Beim Abruf einer Seite im Internet oder bei Nutzung einer online App werden zwangsläufig Verkehrsdaten übertragen. Teil dieser Daten ist der digitale Fingerabdruck des Nutzers. Google besitzt übrigens mehrere Patente, um den digitalen Fingerabdruck auszunutzen.

Fiktives Beispiel eines impliziten Browser Fingerabdrucks.
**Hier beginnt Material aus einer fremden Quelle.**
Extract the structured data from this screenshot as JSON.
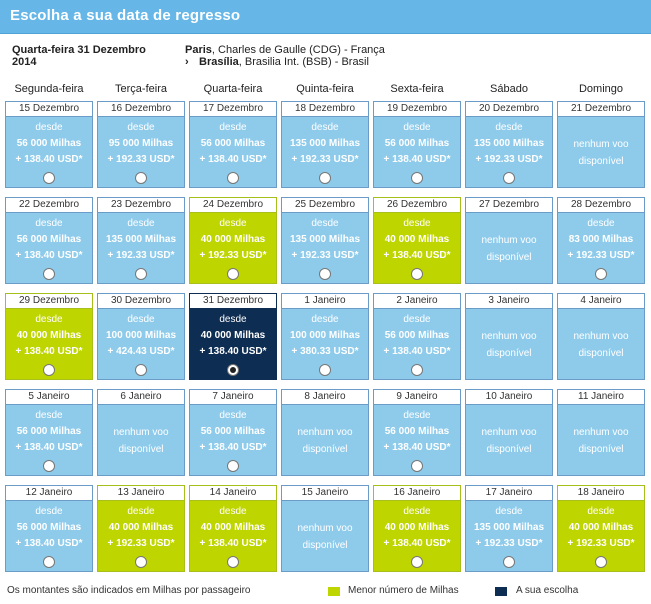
{
  "header": {
    "title": "Escolha a sua data de regresso"
  },
  "route": {
    "date_line1": "Quarta-feira 31 Dezembro",
    "date_line2": "2014",
    "origin_city": "Paris",
    "origin_detail": ", Charles de Gaulle (CDG) - França",
    "arrow": "›",
    "dest_city": "Brasília",
    "dest_detail": ", Brasilia Int. (BSB) - Brasil"
  },
  "days": [
    "Segunda-feira",
    "Terça-feira",
    "Quarta-feira",
    "Quinta-feira",
    "Sexta-feira",
    "Sábado",
    "Domingo"
  ],
  "text": {
    "from": "desde",
    "none_line1": "nenhum voo",
    "none_line2": "disponível"
  },
  "weeks": [
    [
      {
        "date": "15 Dezembro",
        "miles": "56 000 Milhas",
        "tax": "+ 138.40 USD*",
        "status": "normal"
      },
      {
        "date": "16 Dezembro",
        "miles": "95 000 Milhas",
        "tax": "+ 192.33 USD*",
        "status": "normal"
      },
      {
        "date": "17 Dezembro",
        "miles": "56 000 Milhas",
        "tax": "+ 138.40 USD*",
        "status": "normal"
      },
      {
        "date": "18 Dezembro",
        "miles": "135 000 Milhas",
        "tax": "+ 192.33 USD*",
        "status": "normal"
      },
      {
        "date": "19 Dezembro",
        "miles": "56 000 Milhas",
        "tax": "+ 138.40 USD*",
        "status": "normal"
      },
      {
        "date": "20 Dezembro",
        "miles": "135 000 Milhas",
        "tax": "+ 192.33 USD*",
        "status": "normal"
      },
      {
        "date": "21 Dezembro",
        "miles": "",
        "tax": "",
        "status": "none"
      }
    ],
    [
      {
        "date": "22 Dezembro",
        "miles": "56 000 Milhas",
        "tax": "+ 138.40 USD*",
        "status": "normal"
      },
      {
        "date": "23 Dezembro",
        "miles": "135 000 Milhas",
        "tax": "+ 192.33 USD*",
        "status": "normal"
      },
      {
        "date": "24 Dezembro",
        "miles": "40 000 Milhas",
        "tax": "+ 192.33 USD*",
        "status": "lowest"
      },
      {
        "date": "25 Dezembro",
        "miles": "135 000 Milhas",
        "tax": "+ 192.33 USD*",
        "status": "normal"
      },
      {
        "date": "26 Dezembro",
        "miles": "40 000 Milhas",
        "tax": "+ 138.40 USD*",
        "status": "lowest"
      },
      {
        "date": "27 Dezembro",
        "miles": "",
        "tax": "",
        "status": "none"
      },
      {
        "date": "28 Dezembro",
        "miles": "83 000 Milhas",
        "tax": "+ 192.33 USD*",
        "status": "normal"
      }
    ],
    [
      {
        "date": "29 Dezembro",
        "miles": "40 000 Milhas",
        "tax": "+ 138.40 USD*",
        "status": "lowest"
      },
      {
        "date": "30 Dezembro",
        "miles": "100 000 Milhas",
        "tax": "+ 424.43 USD*",
        "status": "normal"
      },
      {
        "date": "31 Dezembro",
        "miles": "40 000 Milhas",
        "tax": "+ 138.40 USD*",
        "status": "selected"
      },
      {
        "date": "1 Janeiro",
        "miles": "100 000 Milhas",
        "tax": "+ 380.33 USD*",
        "status": "normal"
      },
      {
        "date": "2 Janeiro",
        "miles": "56 000 Milhas",
        "tax": "+ 138.40 USD*",
        "status": "normal"
      },
      {
        "date": "3 Janeiro",
        "miles": "",
        "tax": "",
        "status": "none"
      },
      {
        "date": "4 Janeiro",
        "miles": "",
        "tax": "",
        "status": "none"
      }
    ],
    [
      {
        "date": "5 Janeiro",
        "miles": "56 000 Milhas",
        "tax": "+ 138.40 USD*",
        "status": "normal"
      },
      {
        "date": "6 Janeiro",
        "miles": "",
        "tax": "",
        "status": "none"
      },
      {
        "date": "7 Janeiro",
        "miles": "56 000 Milhas",
        "tax": "+ 138.40 USD*",
        "status": "normal"
      },
      {
        "date": "8 Janeiro",
        "miles": "",
        "tax": "",
        "status": "none"
      },
      {
        "date": "9 Janeiro",
        "miles": "56 000 Milhas",
        "tax": "+ 138.40 USD*",
        "status": "normal"
      },
      {
        "date": "10 Janeiro",
        "miles": "",
        "tax": "",
        "status": "none"
      },
      {
        "date": "11 Janeiro",
        "miles": "",
        "tax": "",
        "status": "none"
      }
    ],
    [
      {
        "date": "12 Janeiro",
        "miles": "56 000 Milhas",
        "tax": "+ 138.40 USD*",
        "status": "normal"
      },
      {
        "date": "13 Janeiro",
        "miles": "40 000 Milhas",
        "tax": "+ 192.33 USD*",
        "status": "lowest"
      },
      {
        "date": "14 Janeiro",
        "miles": "40 000 Milhas",
        "tax": "+ 138.40 USD*",
        "status": "lowest"
      },
      {
        "date": "15 Janeiro",
        "miles": "",
        "tax": "",
        "status": "none"
      },
      {
        "date": "16 Janeiro",
        "miles": "40 000 Milhas",
        "tax": "+ 138.40 USD*",
        "status": "lowest"
      },
      {
        "date": "17 Janeiro",
        "miles": "135 000 Milhas",
        "tax": "+ 192.33 USD*",
        "status": "normal"
      },
      {
        "date": "18 Janeiro",
        "miles": "40 000 Milhas",
        "tax": "+ 192.33 USD*",
        "status": "lowest"
      }
    ]
  ],
  "footer": {
    "note": "Os montantes são indicados em Milhas por passageiro",
    "legend_lowest": "Menor número de Milhas",
    "legend_selected": "A sua escolha"
  },
  "colors": {
    "header": "#66b7e8",
    "cell_normal": "#8ecbeb",
    "cell_lowest": "#bfd500",
    "cell_selected": "#0e2d52"
  }
}
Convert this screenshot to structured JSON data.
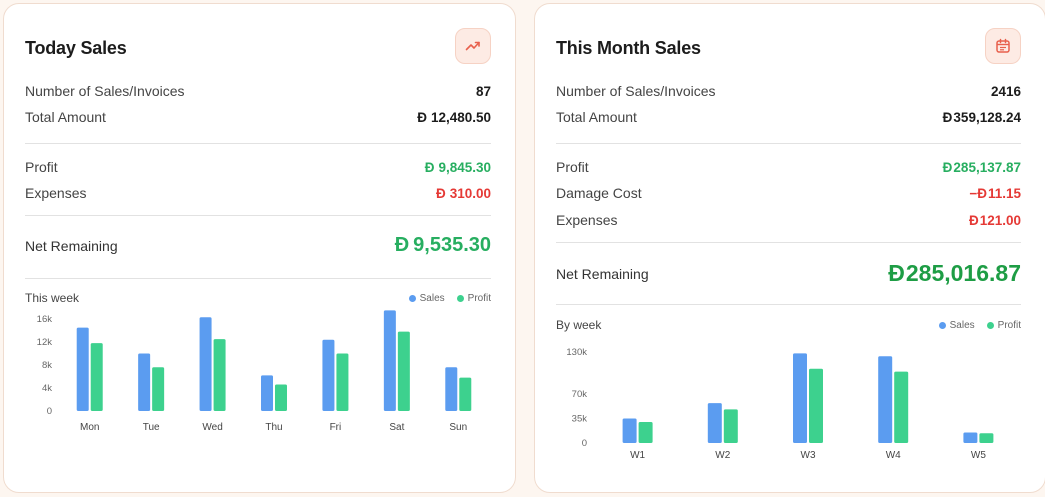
{
  "colors": {
    "sales": "#5b9cf0",
    "profit": "#3dd18e",
    "green": "#27ae60",
    "red": "#e53935"
  },
  "today": {
    "title": "Today Sales",
    "icon": "trending-up-icon",
    "invoices_label": "Number of Sales/Invoices",
    "invoices_value": "87",
    "total_label": "Total Amount",
    "currency": "Đ",
    "total_value": "12,480.50",
    "profit_label": "Profit",
    "profit_value": "9,845.30",
    "expenses_label": "Expenses",
    "expenses_value": "310.00",
    "net_label": "Net Remaining",
    "net_value": "9,535.30",
    "chart_title": "This week",
    "legend_sales": "Sales",
    "legend_profit": "Profit"
  },
  "month": {
    "title": "This Month Sales",
    "icon": "calendar-icon",
    "invoices_label": "Number of Sales/Invoices",
    "invoices_value": "2416",
    "total_label": "Total Amount",
    "currency": "Đ",
    "total_value": "359,128.24",
    "profit_label": "Profit",
    "profit_value": "285,137.87",
    "damage_label": "Damage Cost",
    "damage_prefix": "−",
    "damage_value": "11.15",
    "expenses_label": "Expenses",
    "expenses_value": "121.00",
    "net_label": "Net Remaining",
    "net_value": "285,016.87",
    "chart_title": "By week",
    "legend_sales": "Sales",
    "legend_profit": "Profit"
  },
  "chart_data": [
    {
      "type": "bar",
      "title": "This week",
      "categories": [
        "Mon",
        "Tue",
        "Wed",
        "Thu",
        "Fri",
        "Sat",
        "Sun"
      ],
      "y_ticks": [
        "16k",
        "12k",
        "8k",
        "4k",
        "0"
      ],
      "ylim": [
        0,
        16000
      ],
      "series": [
        {
          "name": "Sales",
          "values": [
            14500,
            10000,
            16300,
            6200,
            12400,
            17500,
            7600
          ]
        },
        {
          "name": "Profit",
          "values": [
            11800,
            7600,
            12500,
            4600,
            10000,
            13800,
            5800
          ]
        }
      ]
    },
    {
      "type": "bar",
      "title": "By week",
      "categories": [
        "W1",
        "W2",
        "W3",
        "W4",
        "W5"
      ],
      "y_ticks": [
        "130k",
        "70k",
        "35k",
        "0"
      ],
      "y_tick_values": [
        130000,
        70000,
        35000,
        0
      ],
      "ylim": [
        0,
        130000
      ],
      "series": [
        {
          "name": "Sales",
          "values": [
            35000,
            57000,
            128000,
            124000,
            15000
          ]
        },
        {
          "name": "Profit",
          "values": [
            30000,
            48000,
            106000,
            102000,
            14000
          ]
        }
      ]
    }
  ]
}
Die Abbildung zeigt einen möglichen Fingerabdruck. Diese Daten werden implizit übertragen, also ohne weiteres Zutun. Ein expliziter Fingerabdruck hingegen sammelt weitere Daten, womit ein Nutzer noch besser nachverfolgt werden kann. Beispielsweise wird dabei eine Technik namens Canvas Fingerprinting eingesetzt.

Personenbezogene Daten

Die große Preisfrage lautet, was personenbezogene Daten sind. Sind dies nur Daten, die konkret auf eine offizielle Identität einer Person schließen lassen? Sind es also Daten, die den Namen oder die Anschrift einer Person ergeben können? Ich behaupte, das ist nicht so.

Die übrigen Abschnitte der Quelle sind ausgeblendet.